Il Sistema Sanitario deve essere pronto a sopperire ai bisogni di noi pazienti, prima che si raggiunga l’apice della sofferenza e della sopportazione. La cooperazione tra specialisti, dunque, è un fattore determinante per la corretta diagnosi e una tempestiva e globale presa in carico dei pazienti. Bisogna investire meglio e di più nella Sanità, lo Stato deve essere più presente. Le persone affette da HPP esistono, sono molto di più di quello che si pensa, e non vogliono e non possono vivere da sole il dramma di passare molta parte della loro vita, o forse la vita intera, con sintomi fortemente invalidanti senza capire bene di cosa si tratti realmente.
Lei è Presidente di API – Associazione Pazienti Ipofosfatasia.
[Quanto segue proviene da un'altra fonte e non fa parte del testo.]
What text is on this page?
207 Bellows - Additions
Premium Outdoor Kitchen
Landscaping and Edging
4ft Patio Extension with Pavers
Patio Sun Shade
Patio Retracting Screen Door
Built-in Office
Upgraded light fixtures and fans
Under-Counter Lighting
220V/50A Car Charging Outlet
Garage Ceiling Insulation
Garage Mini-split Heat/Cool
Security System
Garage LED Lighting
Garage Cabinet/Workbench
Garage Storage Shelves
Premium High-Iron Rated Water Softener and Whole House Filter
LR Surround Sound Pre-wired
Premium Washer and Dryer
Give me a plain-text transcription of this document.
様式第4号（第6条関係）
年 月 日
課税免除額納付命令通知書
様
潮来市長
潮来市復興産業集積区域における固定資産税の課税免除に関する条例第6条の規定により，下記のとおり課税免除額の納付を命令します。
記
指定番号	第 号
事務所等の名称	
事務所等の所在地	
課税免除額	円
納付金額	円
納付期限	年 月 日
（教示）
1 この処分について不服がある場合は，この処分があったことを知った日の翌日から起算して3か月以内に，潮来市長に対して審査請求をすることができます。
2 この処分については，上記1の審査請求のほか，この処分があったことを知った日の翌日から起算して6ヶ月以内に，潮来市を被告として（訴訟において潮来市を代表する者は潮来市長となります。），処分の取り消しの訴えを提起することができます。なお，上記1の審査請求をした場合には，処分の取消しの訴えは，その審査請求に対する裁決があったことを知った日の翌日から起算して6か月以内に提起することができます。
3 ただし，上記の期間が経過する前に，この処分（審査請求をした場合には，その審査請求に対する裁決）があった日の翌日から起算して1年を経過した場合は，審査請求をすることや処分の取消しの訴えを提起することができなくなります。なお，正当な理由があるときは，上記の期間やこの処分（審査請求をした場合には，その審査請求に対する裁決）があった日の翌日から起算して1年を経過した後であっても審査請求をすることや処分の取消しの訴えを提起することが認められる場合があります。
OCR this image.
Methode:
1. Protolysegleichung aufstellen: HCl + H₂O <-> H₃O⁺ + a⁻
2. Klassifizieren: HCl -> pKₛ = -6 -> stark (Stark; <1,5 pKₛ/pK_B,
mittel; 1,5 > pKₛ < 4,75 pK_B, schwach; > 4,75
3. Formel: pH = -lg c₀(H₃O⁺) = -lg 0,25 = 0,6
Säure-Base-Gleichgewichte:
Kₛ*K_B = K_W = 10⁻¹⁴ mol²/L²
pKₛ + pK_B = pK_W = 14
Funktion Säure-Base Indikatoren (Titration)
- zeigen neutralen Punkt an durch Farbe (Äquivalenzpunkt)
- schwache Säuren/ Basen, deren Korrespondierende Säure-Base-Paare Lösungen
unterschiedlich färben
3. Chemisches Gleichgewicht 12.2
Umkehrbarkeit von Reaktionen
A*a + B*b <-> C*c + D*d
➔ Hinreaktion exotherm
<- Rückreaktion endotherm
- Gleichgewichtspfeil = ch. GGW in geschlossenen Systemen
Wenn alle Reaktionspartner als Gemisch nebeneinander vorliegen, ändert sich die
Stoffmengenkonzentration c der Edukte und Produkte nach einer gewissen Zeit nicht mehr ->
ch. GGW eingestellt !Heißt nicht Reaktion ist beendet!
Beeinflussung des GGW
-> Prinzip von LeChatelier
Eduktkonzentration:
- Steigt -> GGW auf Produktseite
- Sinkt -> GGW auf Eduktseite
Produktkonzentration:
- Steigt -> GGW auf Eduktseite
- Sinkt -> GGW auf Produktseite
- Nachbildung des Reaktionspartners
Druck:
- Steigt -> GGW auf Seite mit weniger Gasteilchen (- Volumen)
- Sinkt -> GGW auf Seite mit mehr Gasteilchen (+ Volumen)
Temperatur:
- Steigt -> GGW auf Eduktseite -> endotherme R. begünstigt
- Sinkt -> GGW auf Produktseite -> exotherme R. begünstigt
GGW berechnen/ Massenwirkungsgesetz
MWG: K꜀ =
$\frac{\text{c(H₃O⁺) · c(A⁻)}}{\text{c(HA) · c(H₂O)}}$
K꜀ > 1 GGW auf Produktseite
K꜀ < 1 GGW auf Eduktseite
Qual è l’impegno di questa associazione?
API è la prima organizzazione italiana dedicata a supportare le persone affette da Ipofosfatasia, e nello specifico l’associazione ha l’obiettivo di fornire assistenza e guida ai pazienti e ai loro caregiver. Intendiamo promuovere la conoscenza dell’Ipofosfatasia e aiutare a comprendere meglio come migliorare diagnosi e trattamento del paziente. Riteniamo importante fare sinergia, e le iniziative di divulgazione che si stanno promuovendo negli ultimi anni vanno proprio nella direzione giusta.